Patience with the retail sector is wearing thin

JOHN DURIE
FEBRUARY 20, 2019
The Australian

Scentre Group’s shopping malls are now 35 per cent filled with so called “experiences” – from gyms to restaurants – up from five per cent 10 years ago and according to boss Peter Allen it’s heading closer to 50 per cent.
Woolworths’ online sales grew by 30 per cent in the latest half, heading to $2 billion for the full year, just as Coles is also reporting rapid growth in so-called digital sales.
Shopping malls, according to Stockland’s Mark Steinert, are more akin to living centres or entertainment venues than a place to go for a new wardrobe or the weekly groceries.
But the reality, as Woolies’ Brad Banducci will tell you, is that retailing is changing more than most of us realise.
That’s part of the reason he is spending $2 billion a year on capital expenditure to get Woolies ready for the new world.
But in this market, patience has worn thin.
Based on today’s analyst call, Bank of America Merrill Lynch’s David Errington is throwing in the towel and the long-time Woolworths bull will presumably cut his price target for the stock from the long-held $37 a share.
In lunchtime trade all the retail-related stocks were down big time, with Woolies sliding 5.3 per cent at $28.64, Coles was down 4.3 per cent at $11.54, Stockland 3.1 per cent lower at $3.67 and Scentre down 3.9 per cent at $3.85.
Digital disruption is being perhaps misinterpreted as meaning the economy is going down the toilet.
If, as expected, Qantas posts a strong result tomorrow that will be further evidence of the theory that people are favouring experiences over, say, an extra shirt.
The hard reality for Woolworths’ Banducci is that after spending $4 billion over the last two years, he posted negative earnings growth last half.
If companies spend money investors look for a return and once again the debate is over time – the market is too short term and companies are maybe spending too much on the long term.

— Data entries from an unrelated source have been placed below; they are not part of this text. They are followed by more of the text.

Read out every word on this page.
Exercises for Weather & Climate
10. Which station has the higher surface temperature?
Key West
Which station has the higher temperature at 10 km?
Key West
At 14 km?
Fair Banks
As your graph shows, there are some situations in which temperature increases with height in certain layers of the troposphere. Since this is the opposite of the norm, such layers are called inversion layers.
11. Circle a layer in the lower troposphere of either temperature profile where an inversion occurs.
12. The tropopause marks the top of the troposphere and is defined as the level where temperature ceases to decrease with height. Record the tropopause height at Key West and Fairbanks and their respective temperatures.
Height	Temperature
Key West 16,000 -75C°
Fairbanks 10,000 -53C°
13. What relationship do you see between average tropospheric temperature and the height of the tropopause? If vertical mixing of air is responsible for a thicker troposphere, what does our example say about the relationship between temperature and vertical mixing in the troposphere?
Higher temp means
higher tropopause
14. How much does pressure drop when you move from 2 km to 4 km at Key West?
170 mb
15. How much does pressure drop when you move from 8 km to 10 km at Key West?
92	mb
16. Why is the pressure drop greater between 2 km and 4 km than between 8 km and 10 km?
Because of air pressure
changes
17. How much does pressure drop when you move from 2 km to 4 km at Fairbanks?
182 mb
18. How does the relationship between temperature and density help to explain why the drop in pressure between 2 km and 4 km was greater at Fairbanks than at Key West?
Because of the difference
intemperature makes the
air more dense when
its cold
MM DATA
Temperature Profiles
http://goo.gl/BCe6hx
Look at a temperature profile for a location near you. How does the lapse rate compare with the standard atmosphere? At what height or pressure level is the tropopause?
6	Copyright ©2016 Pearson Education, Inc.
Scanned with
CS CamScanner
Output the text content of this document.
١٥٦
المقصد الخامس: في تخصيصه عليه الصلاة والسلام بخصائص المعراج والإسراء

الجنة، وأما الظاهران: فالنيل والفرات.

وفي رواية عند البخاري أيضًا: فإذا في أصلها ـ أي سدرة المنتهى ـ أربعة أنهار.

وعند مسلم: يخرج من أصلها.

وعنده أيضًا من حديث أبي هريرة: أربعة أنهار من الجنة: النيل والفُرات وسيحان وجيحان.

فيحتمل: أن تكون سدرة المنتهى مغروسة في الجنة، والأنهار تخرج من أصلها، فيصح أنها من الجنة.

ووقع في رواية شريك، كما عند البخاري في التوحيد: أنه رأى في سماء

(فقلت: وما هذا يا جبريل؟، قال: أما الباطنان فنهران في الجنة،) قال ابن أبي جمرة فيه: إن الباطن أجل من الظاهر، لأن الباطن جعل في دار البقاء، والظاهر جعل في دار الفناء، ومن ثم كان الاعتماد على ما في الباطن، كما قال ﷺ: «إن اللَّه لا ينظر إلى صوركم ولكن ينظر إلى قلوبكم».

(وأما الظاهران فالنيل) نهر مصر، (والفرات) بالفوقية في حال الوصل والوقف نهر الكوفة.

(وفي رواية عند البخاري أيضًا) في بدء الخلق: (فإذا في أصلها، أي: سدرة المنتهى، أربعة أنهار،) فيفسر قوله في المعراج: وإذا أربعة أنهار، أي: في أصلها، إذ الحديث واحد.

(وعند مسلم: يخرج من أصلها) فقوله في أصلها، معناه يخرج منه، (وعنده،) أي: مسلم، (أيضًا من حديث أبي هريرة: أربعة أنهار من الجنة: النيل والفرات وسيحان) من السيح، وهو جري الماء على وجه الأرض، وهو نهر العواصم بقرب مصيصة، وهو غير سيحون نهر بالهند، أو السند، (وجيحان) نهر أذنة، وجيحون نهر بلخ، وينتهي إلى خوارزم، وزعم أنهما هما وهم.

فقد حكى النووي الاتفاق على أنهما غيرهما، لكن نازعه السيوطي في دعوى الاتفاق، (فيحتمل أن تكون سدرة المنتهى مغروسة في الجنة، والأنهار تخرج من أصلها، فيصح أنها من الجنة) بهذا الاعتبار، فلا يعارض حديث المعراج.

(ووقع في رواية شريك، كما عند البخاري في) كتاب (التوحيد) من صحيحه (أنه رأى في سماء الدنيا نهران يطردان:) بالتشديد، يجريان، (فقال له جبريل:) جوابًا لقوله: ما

Until now Banducci has managed to avoid negative scrutiny because he has won the market share battle with Coles and resumed leadership in same-store sales growth.
The reality is the gap between Coles and Woolies is not getting any bigger and the spin from Banducci needs to change.
At the same time his superstar liquor retailer Dan Murphy’s has hit a brick wall and the market is asking whether at 50 per cent market share it isn’t getting any bigger.
The truth is the store executed badly last quarter and built up too much inventory which couldn’t be sold at the right price, so profits fell.